Sad but true insight into organisational software development
I am not a skeptic or nay-sayer by nature, but found Politics-Oriented Software Development right on the money, especially when it comes to the politics of software development. And to top it, the article is quite well written.
Could this be the prime reason for major IT failures in government IT projects than usual suspects such as complexity, changing technologies, massive scope and poor planning?
Although I would not want this article to influence my own work habits too much, it is hard to ignore its insights, some of which are reproduced below:
On individual's Goals:
Real world companies are made up of individuals working for their own goals: career advancement, more money, or just the chance to slack off. Occasionally it may be in someone's interest to build a successful project. Usually it's more useful to sabotage it.
On disguising true intent of certain actions:
Because everyone has to pay lip service to the good of the company, deliberate sabotage has to be disguised as incidental sabotage.
On timing of certain actions:
Also remember that someone who points out a problem early is a troublemaker; someone who fixes a problem at the last minute is a hero.

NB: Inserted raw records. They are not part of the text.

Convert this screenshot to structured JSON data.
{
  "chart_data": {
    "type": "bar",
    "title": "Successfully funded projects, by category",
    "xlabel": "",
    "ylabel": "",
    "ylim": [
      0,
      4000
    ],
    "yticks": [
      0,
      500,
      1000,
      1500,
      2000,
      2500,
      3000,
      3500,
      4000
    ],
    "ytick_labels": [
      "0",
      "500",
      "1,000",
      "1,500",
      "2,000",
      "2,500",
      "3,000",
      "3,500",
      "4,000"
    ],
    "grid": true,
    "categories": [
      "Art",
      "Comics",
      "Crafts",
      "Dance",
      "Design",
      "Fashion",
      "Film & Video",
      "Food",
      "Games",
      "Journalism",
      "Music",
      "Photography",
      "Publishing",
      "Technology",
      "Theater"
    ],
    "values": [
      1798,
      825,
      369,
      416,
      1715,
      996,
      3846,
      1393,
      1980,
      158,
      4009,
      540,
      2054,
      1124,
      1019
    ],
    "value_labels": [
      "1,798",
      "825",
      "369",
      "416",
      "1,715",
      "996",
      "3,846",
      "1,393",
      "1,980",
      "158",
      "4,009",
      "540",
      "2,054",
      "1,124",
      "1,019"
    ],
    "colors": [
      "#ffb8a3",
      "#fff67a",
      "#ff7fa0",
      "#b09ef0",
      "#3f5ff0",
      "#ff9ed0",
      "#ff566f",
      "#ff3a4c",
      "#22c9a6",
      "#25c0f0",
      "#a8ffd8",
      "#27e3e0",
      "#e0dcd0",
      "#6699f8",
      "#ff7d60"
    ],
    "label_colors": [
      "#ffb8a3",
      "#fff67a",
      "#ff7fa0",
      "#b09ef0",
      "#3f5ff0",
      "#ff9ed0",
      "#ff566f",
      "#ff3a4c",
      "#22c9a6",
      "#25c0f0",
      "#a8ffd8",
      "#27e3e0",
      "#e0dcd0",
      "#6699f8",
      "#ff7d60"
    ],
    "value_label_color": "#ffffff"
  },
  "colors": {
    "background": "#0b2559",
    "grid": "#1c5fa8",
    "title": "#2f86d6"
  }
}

On apparent conflict of motivations:
The project manager only needs it to work in the short term: he doesn't care if it's easy to maintain. However, an unmaintainable project can be a trap for a developer, who might spend years making tiny changes.
The one I liked most, and can relate to, is on the threat of getting fired:
Threats are likely to be empty in the short term, and quickly forgotten when the project is over. As part of his empire, you are contributing to his status: he doesn't want to get rid of you even if you're useless. You're only likely to be fired if the company as a whole is reducing numbers, and in that case no amount of work guarantees safety.